When you are prepping for a job interview, you have hundreds of things on your plate. You need to make sure you’re prepared for the questions. You have to study the ins and outs of the company. But what really affects your chances of acing a job interview?
Some say it is what’s in your resume while others claim it has something to do with your body language and even your personal references. But what if we say that your skin’s condition (not tone) can affect the way the job interviewer sees you?
No hiring manager will ever admit that the applicants’ skin conditions affect their hireability. However, a growing number of studies are pointing out the fact that skin diseases distract the job interviewers so much so that they will ultimately decide not to call again for a final interview. Acne and psoriasis, in particular, have long been linked to negative outcomes in the job market.
But here’s the question: is it the job interviewers’ fault? Isn’t society’s misconceptions about skin conditions the culprit? Couldn’t you have done something about your skin? Maybe take care of it better by choosing the right skincare product manufacturers? Most of the time, your skin diseases are not a result of genetics or medical illnesses. They could be a result of a striking ignorance about the importance of skincare and the brands you patronize.
A Form of Discrimination
The reason why no one will openly admit to getting distracted by a candidate’s skin conditions is that it is a form of discrimination. Hiring managers cannot deny the entry of prospective employees because of the conditions of their skins. But in their mind, they have to find another reason to say no to people with severe acne outbreaks, facial scars, psoriasis, and the likes.

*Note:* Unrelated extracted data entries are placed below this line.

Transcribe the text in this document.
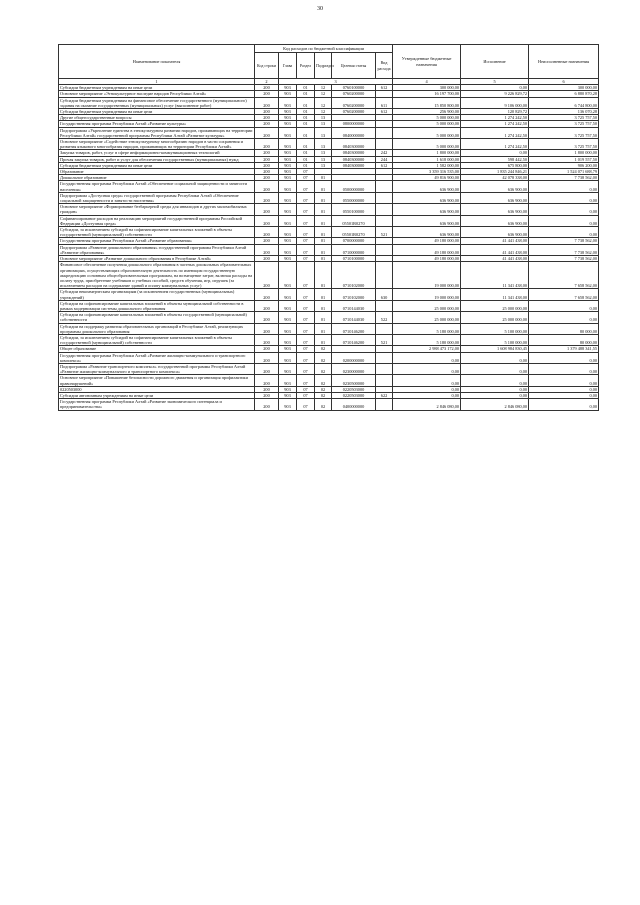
30
Наименование показателя	Код расходов по бюджетной классификации						Утвержденные бюджетные назначения	Исполнение	Неисполненные назначения
	Код строки	Глава	Раздел	Подраздел	Целевая статья	Вид расхода			
1	2	3					4	5	6
Субсидии бюджетным учреждениям на иные цели	200	903	01	12	0760100000	612	300 000,00	0,00	300 000,00
Основное мероприятие «Этнокультурное наследие народов Республики Алтай»	200	903	01	12	0760200000		16 197 700,00	9 226 829,72	6 880 870,28
Субсидии бюджетным учреждениям на финансовое обеспечение государственного (муниципального) задания на оказание государственных (муниципальных) услуг (выполнение работ)	200	903	01	12	0760200000	611	15 850 800,00	9 106 000,00	6 744 800,00
Субсидии бюджетным учреждениям на иные цели	200	903	01	12	0760200000	612	256 900,00	120 829,72	136 070,28
Другие общегосударственные вопросы	200	903	01	13			5 000 000,00	1 274 242,50	3 725 757,50
Государственная программа Республики Алтай «Развитие культуры»	200	903	01	13	0800000000		5 000 000,00	1 274 242,50	3 725 757,50
Подпрограмма «Укрепление единства в этнокультурном развитии народов, проживающих на территории Республики Алтай» государственной программы Республики Алтай «Развитие культуры»	200	903	01	13	0840000000		5 000 000,00	1 274 242,50	3 725 757,50
Основное мероприятие «Содействие этнокультурному многообразию народов в части сохранения и развития языкового многообразия народов, проживающих на территории Республики Алтай»	200	903	01	13	0840300000		5 000 000,00	1 274 242,50	3 725 757,50
Закупка товаров, работ, услуг в сфере информационно-коммуникационных технологий	200	903	01	13	0840300000	242	1 800 000,00	0,00	1 800 000,00
Прочая закупка товаров, работ и услуг для обеспечения государственных (муниципальных) нужд	200	903	01	13	0840300000	244	1 618 000,00	598 442,50	1 019 557,50
Субсидии бюджетным учреждениям на иные цели	200	903	01	13	0840300000	612	1 582 000,00	675 800,00	906 200,00
Образование	200	903	07				3 359 316 535,00	1 835 244 846,21	1 524 071 688,79
Дошкольное образование	200	903	07	01			49 816 900,00	42 078 338,00	7 738 562,00
Государственная программа Республики Алтай «Обеспечение социальной защищенности и занятости населения»	200	903	07	01	0500000000		636 900,00	636 900,00	0,00
Подпрограмма «Доступная среда» государственной программы Республики Алтай «Обеспечение социальной защищенности и занятости населения»	200	903	07	01	0550000000		636 900,00	636 900,00	0,00
Основное мероприятие «Формирование безбарьерной среды для инвалидов и других маломобильных граждан»	200	903	07	01	0550100000		636 900,00	636 900,00	0,00
Софинансирование расходов на реализацию мероприятий государственной программы Российской Федерации «Доступная среда»	200	903	07	01	05501R0270		636 900,00	636 900,00	0,00
Субсидии, за исключением субсидий на софинансирование капитальных вложений в объекты государственной (муниципальной) собственности	200	903	07	01	05501R0270	521	636 900,00	636 900,00	0,00
Государственная программа Республики Алтай «Развитие образования»	200	903	07	01	0700000000		49 180 000,00	41 441 438,00	7 738 562,00
Подпрограмма «Развитие дошкольного образования» государственной программы Республики Алтай «Развитие образования»	200	903	07	01	0710000000		49 180 000,00	41 441 438,00	7 738 562,00
Основное мероприятие «Развитие дошкольного образования в Республике Алтай»	200	903	07	01	0710100000		49 180 000,00	41 441 438,00	7 738 562,00
Финансовое обеспечение получения дошкольного образования в частных дошкольных образовательных организациях, осуществляющих образовательную деятельность по имеющим государственную аккредитацию основным общеобразовательным программам, на возмещение затрат, включая расходы на оплату труда, приобретение учебников и учебных пособий, средств обучения, игр, игрушек (за исключением расходов на содержание зданий и оплату коммунальных услуг)	200	903	07	01	0710102000		19 000 000,00	11 341 438,00	7 658 562,00
Субсидии некоммерческим организациям (за исключением государственных (муниципальных) учреждений)	200	903	07	01	0710102000	630	19 000 000,00	11 341 438,00	7 658 562,00
Субсидии на софинансирование капитальных вложений в объекты муниципальной собственности в рамках модернизации системы дошкольного образования	200	903	07	01	0710144030		25 000 000,00	25 000 000,00	0,00
Субсидии на софинансирование капитальных вложений в объекты государственной (муниципальной) собственности	200	903	07	01	0710144030	522	25 000 000,00	25 000 000,00	0,00
Субсидии на поддержку развития образовательных организаций в Республике Алтай, реализующих программы дошкольного образования	200	903	07	01	0710146200		5 180 000,00	5 100 000,00	80 000,00
Субсидии, за исключением субсидий на софинансирование капитальных вложений в объекты государственной (муниципальной) собственности	200	903	07	01	0710146200	521	5 180 000,00	5 100 000,00	80 000,00
Общее образование	200	903	07	02			2 988 473 172,00	1 608 984 830,45	1 379 488 341,55
Государственная программа Республики Алтай «Развитие жилищно-коммунального и транспортного комплекса»	200	903	07	02	0200000000		0,00	0,00	0,00
Подпрограмма «Развитие транспортного комплекса» государственной программы Республики Алтай «Развитие жилищно-коммунального и транспортного комплекса»	200	903	07	02	0230000000		0,00	0,00	0,00
Основное мероприятие «Повышение безопасности дорожного движения и организация профилактики правонарушений»	200	903	07	02	0230500000		0,00	0,00	0,00
0220503000	200	903	07	02	0220503000		0,00	0,00	0,00
Субсидии автономным учреждениям на иные цели	200	903	07	02	0220503000	622	0,00	0,00	0,00
Государственная программа Республики Алтай «Развитие экономического потенциала и предпринимательства»	200	903	07	02	0400000000		2 846 080,00	2 846 080,00	0,00
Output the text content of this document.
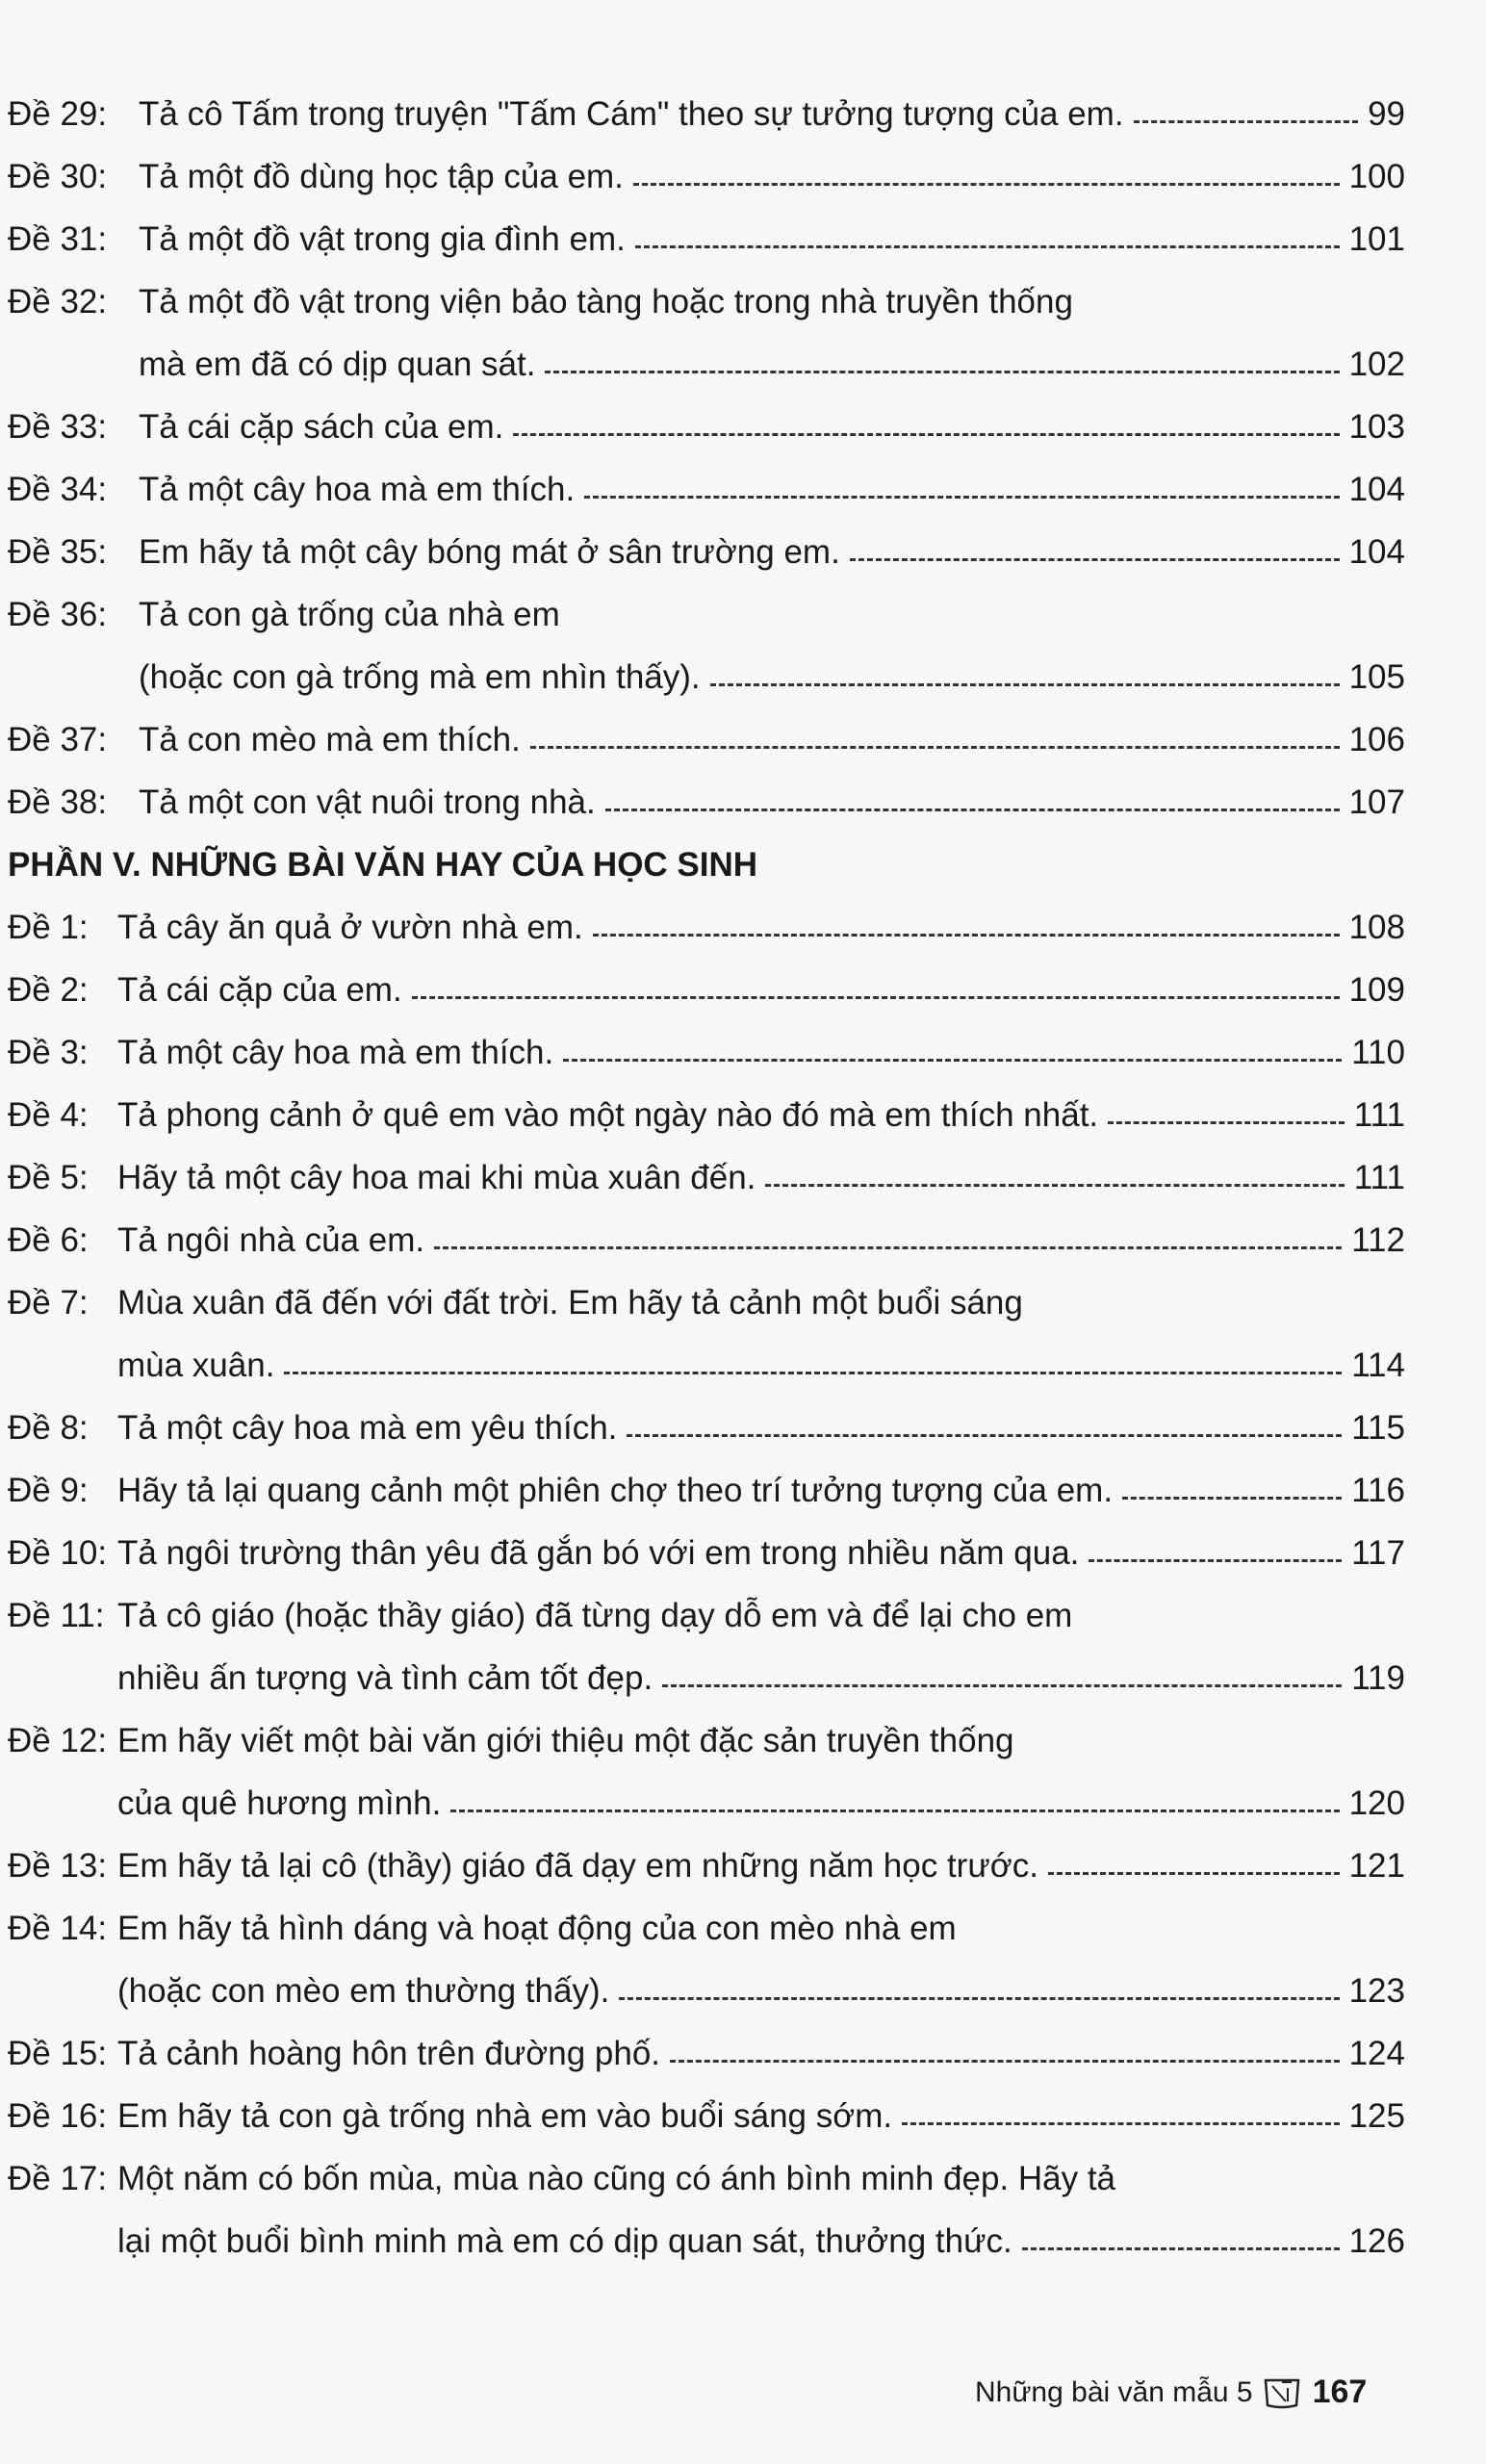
Đề 29: Tả cô Tấm trong truyện "Tấm Cám" theo sự tưởng tượng của em.	99
Đề 30: Tả một đồ dùng học tập của em.	100
Đề 31: Tả một đồ vật trong gia đình em.	101
Đề 32: Tả một đồ vật trong viện bảo tàng hoặc trong nhà truyền thống
mà em đã có dịp quan sát.	102
Đề 33: Tả cái cặp sách của em.	103
Đề 34: Tả một cây hoa mà em thích.	104
Đề 35: Em hãy tả một cây bóng mát ở sân trường em.	104
Đề 36: Tả con gà trống của nhà em
(hoặc con gà trống mà em nhìn thấy).	105
Đề 37: Tả con mèo mà em thích.	106
Đề 38: Tả một con vật nuôi trong nhà.	107
PHẦN V. NHỮNG BÀI VĂN HAY CỦA HỌC SINH
Đề 1: Tả cây ăn quả ở vườn nhà em.	108
Đề 2: Tả cái cặp của em.	109
Đề 3: Tả một cây hoa mà em thích.	110
Đề 4: Tả phong cảnh ở quê em vào một ngày nào đó mà em thích nhất.	111
Đề 5: Hãy tả một cây hoa mai khi mùa xuân đến.	111
Đề 6: Tả ngôi nhà của em.	112
Đề 7: Mùa xuân đã đến với đất trời. Em hãy tả cảnh một buổi sáng
mùa xuân.	114
Đề 8: Tả một cây hoa mà em yêu thích.	115
Đề 9: Hãy tả lại quang cảnh một phiên chợ theo trí tưởng tượng của em.	116
Đề 10: Tả ngôi trường thân yêu đã gắn bó với em trong nhiều năm qua.	117
Đề 11: Tả cô giáo (hoặc thầy giáo) đã từng dạy dỗ em và để lại cho em
nhiều ấn tượng và tình cảm tốt đẹp.	119
Đề 12: Em hãy viết một bài văn giới thiệu một đặc sản truyền thống
của quê hương mình.	120
Đề 13: Em hãy tả lại cô (thầy) giáo đã dạy em những năm học trước.	121
Đề 14: Em hãy tả hình dáng và hoạt động của con mèo nhà em
(hoặc con mèo em thường thấy).	123
Đề 15: Tả cảnh hoàng hôn trên đường phố.	124
Đề 16: Em hãy tả con gà trống nhà em vào buổi sáng sớm.	125
Đề 17: Một năm có bốn mùa, mùa nào cũng có ánh bình minh đẹp. Hãy tả
lại một buổi bình minh mà em có dịp quan sát, thưởng thức.	126
Những bài văn mẫu 5 167
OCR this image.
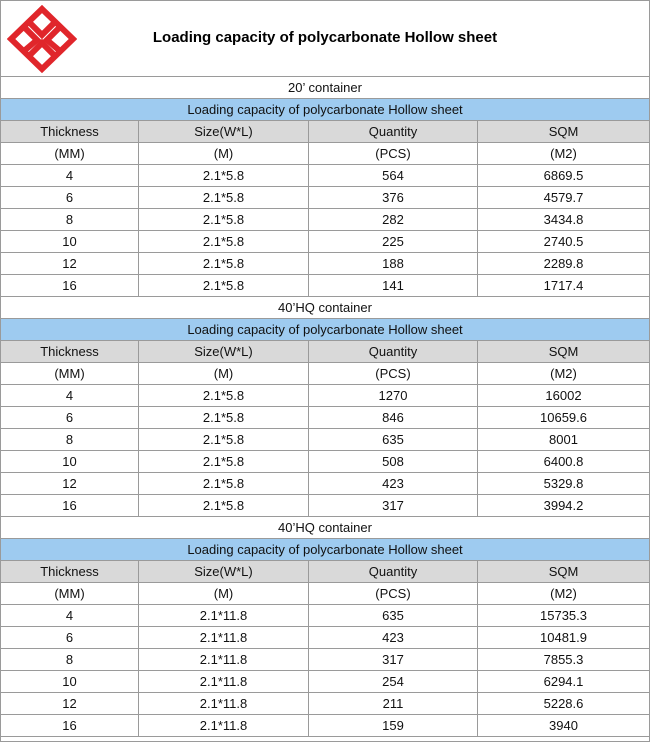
Loading capacity of polycarbonate Hollow sheet
20’ container
Loading capacity of polycarbonate Hollow sheet
Thickness	Size(W*L)	Quantity	SQM
(MM)	(M)	(PCS)	(M2)
4	2.1*5.8	564	6869.5
6	2.1*5.8	376	4579.7
8	2.1*5.8	282	3434.8
10	2.1*5.8	225	2740.5
12	2.1*5.8	188	2289.8
16	2.1*5.8	141	1717.4
40’HQ container
Loading capacity of polycarbonate Hollow sheet
Thickness	Size(W*L)	Quantity	SQM
(MM)	(M)	(PCS)	(M2)
4	2.1*5.8	1270	16002
6	2.1*5.8	846	10659.6
8	2.1*5.8	635	8001
10	2.1*5.8	508	6400.8
12	2.1*5.8	423	5329.8
16	2.1*5.8	317	3994.2
40’HQ container
Loading capacity of polycarbonate Hollow sheet
Thickness	Size(W*L)	Quantity	SQM
(MM)	(M)	(PCS)	(M2)
4	2.1*11.8	635	15735.3
6	2.1*11.8	423	10481.9
8	2.1*11.8	317	7855.3
10	2.1*11.8	254	6294.1
12	2.1*11.8	211	5228.6
16	2.1*11.8	159	3940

One study said that these skin conditions often draw the interviewer’s eyes away from the candidate’s face. That loss of eye-to-eye contact often has an adverse impact on the interview. Without this interaction, it is hard for the interviewer to remember facts about the interview; let alone how the candidates impressed them with their answers.
It is the same thing that happens when a job interviewer checks his phone or watch during the interview. The distraction is taking the interviewer’s mind off what the applicant is saying. Failure to recollect impressions about the interview will lead the hiring manager to forego the thought of calling that applicant for another round of job interviews.
Impact on Self-esteem
The problems in your hireability don’t only fall on the interviewer’s feet. You might not notice it, but you are also impacted by your skin conditions. These skin diseases can lower your self-confidence. Maybe you are slouching on the chair. That is not always a good sign. You could also be trying to cover the scars on your face, which is another distraction to the interviewer.
The Psoriasis and Psoriatic Arthritis Alliance said that 17% of people with psoriasis have gone through psychological effects in the workplace. About 23% said that their skin conditions affected their careers — some had to let go of promising careers and preferred to work at home. The reasons vary, but there’s a growing sense that lack of self-confidence is leading these people to keep to themselves.
Prepping Your Skin for a Job Interview
Your skin condition doesn’t have to take over your job interview prospect. You can still impress the hiring manager with your confidence, wit, knowledge, and skills. But to do that, you have to prep yourself and your skin for the interview.
The first thing you have to do is to find out what triggers your skin disease. If you have severe acne problems, what can cause them to flare up during the interview? Is it the food you eat or the number of hours of rest you get in a day? You can even talk to your dermatologist about how to make sure you won’t have a flare-up on the day of your job interview. At most, the dermatologist will ask you to avoid certain food, to get at least eight hours of sleep, and not to trigger your acne by putting on harsh chemicals and cosmetics on your face.
There are management techniques that prevent skin diseases from getting worse. Exercise, meditation, and proper diet are some of these management techniques. To address your problem, you need to know as much as you can about it. You have to acknowledge the problem and find a way to live with the conditions of your skin—whether they are manageable or not.